Chinese Architecture Taste?
The buildings are fine enough - I don't see dancing dragons and pagodas dripping off of every corner, do you? They look like tall, modern buildings - not pretty to my eyes, but certainly not NYCHA eyesores or glass monstrosities. I don't really want to see glass-paneling everywhere, nor is a behemoth of monotonous brick a particularly lovely aesthetic. So that leaves your basic concrete bones, stucco clad, modestly-sized windows with itty-bitty balconies kind of model.
That's not to say I necessarily WANT any (more) of these cropping up, but if I had to choose, something like "The Elm East" is the least unpalatable.

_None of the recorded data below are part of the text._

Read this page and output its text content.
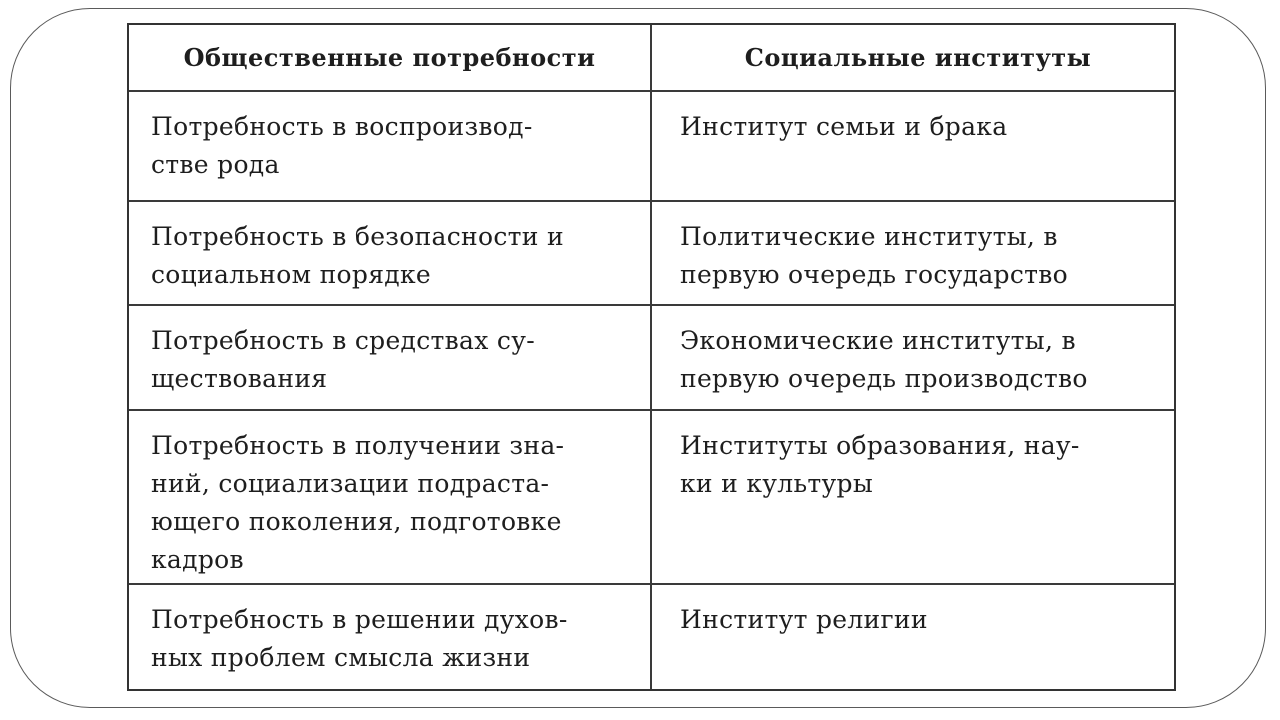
Общественные потребности	Социальные институты
Потребность в воспроизвод-
стве рода
Институт семьи и брака
Потребность в безопасности и
социальном порядке
Политические институты, в
первую очередь государство
Потребность в средствах су-
ществования
Экономические институты, в
первую очередь производство
Потребность в получении зна-
ний, социализации подраста-
ющего поколения, подготовке
кадров
Институты образования, нау-
ки и культуры
Потребность в решении духов-
ных проблем смысла жизни
Институт религии
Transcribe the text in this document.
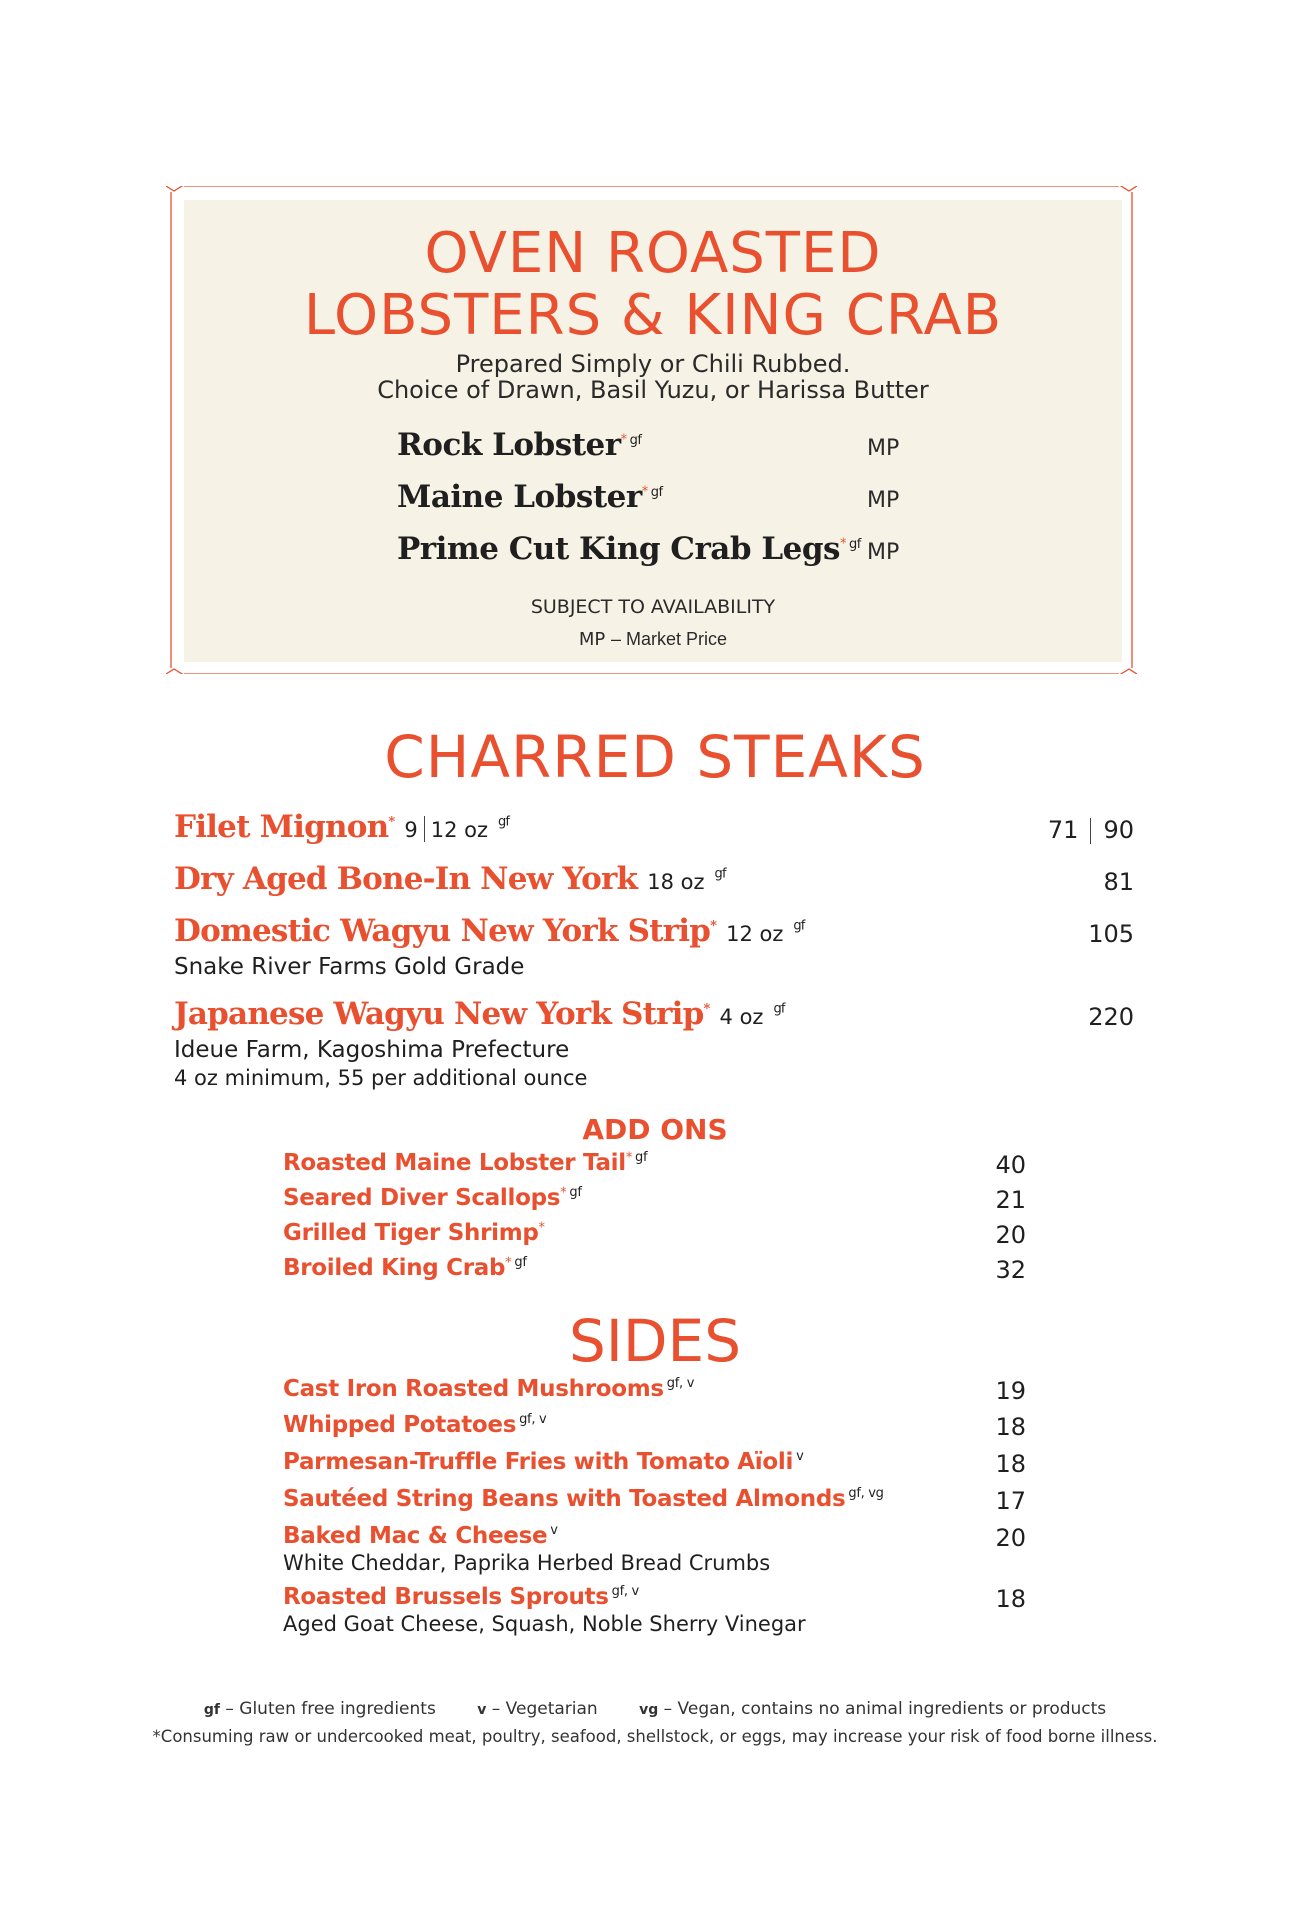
OVEN ROASTED
LOBSTERS & KING CRAB
Prepared Simply or Chili Rubbed.
Choice of Drawn, Basil Yuzu, or Harissa Butter
Rock Lobster* $^{gf}$	MP
Maine Lobster* $^{gf}$	MP
Prime Cut King Crab Legs* $^{gf}$ MP
SUBJECT TO AVAILABILITY
MP – Market Price
CHARRED STEAKS
Filet Mignon* 9 12 oz $^{gf}$	71 90
Dry Aged Bone-In New York 18 oz $^{gf}$	81
Domestic Wagyu New York Strip* 12 oz $^{gf}$	105
Snake River Farms Gold Grade
Japanese Wagyu New York Strip* 4 oz $^{gf}$	220
Ideue Farm, Kagoshima Prefecture
4 oz minimum, 55 per additional ounce
ADD ONS
Roasted Maine Lobster Tail* $^{gf}$	40
Seared Diver Scallops* $^{gf}$	21
Grilled Tiger Shrimp*	20
Broiled King Crab* $^{gf}$	32
SIDES
Cast Iron Roasted Mushrooms $^{gf, v}$	19
Whipped Potatoes $^{gf, v}$	18
Parmesan-Truffle Fries with Tomato Aïoli $^v$	18
Sautéed String Beans with Toasted Almonds $^{gf, vg}$	17
Baked Mac & Cheese $^v$	20
White Cheddar, Paprika Herbed Bread Crumbs
Roasted Brussels Sprouts $^{gf, v}$	18
Aged Goat Cheese, Squash, Noble Sherry Vinegar
gf – Gluten free ingredients	v – Vegetarian	vg – Vegan, contains no animal ingredients or products
*Consuming raw or undercooked meat, poultry, seafood, shellstock, or eggs, may increase your risk of food borne illness.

Shouldn't we be happy that the formerly do-nothing motel is being replaced with housing? Yes, it'll certainly strain infrastructure (what doesn't), but that's an argument long rendered futile, especially when you're talking about properties ON the boulevard itself. Being indigent in and of itself isn't a deplorable condition - it's being belligerent that is. If they must make it somewhere, affordable housing isn't the worst place to start, since the City will never, ever embrace any kind of sustainable, limited-population policy.
BTW the City tells me my home's now worth just a 100k shy of a mil. It is to laugh.
I don't see any images of what the new building is planned to look like; but it can't be any worse than the current eyesore. Look at it - flat, boxy, not an ounce of decoration or embellishment, and brick painted pink on top of all that.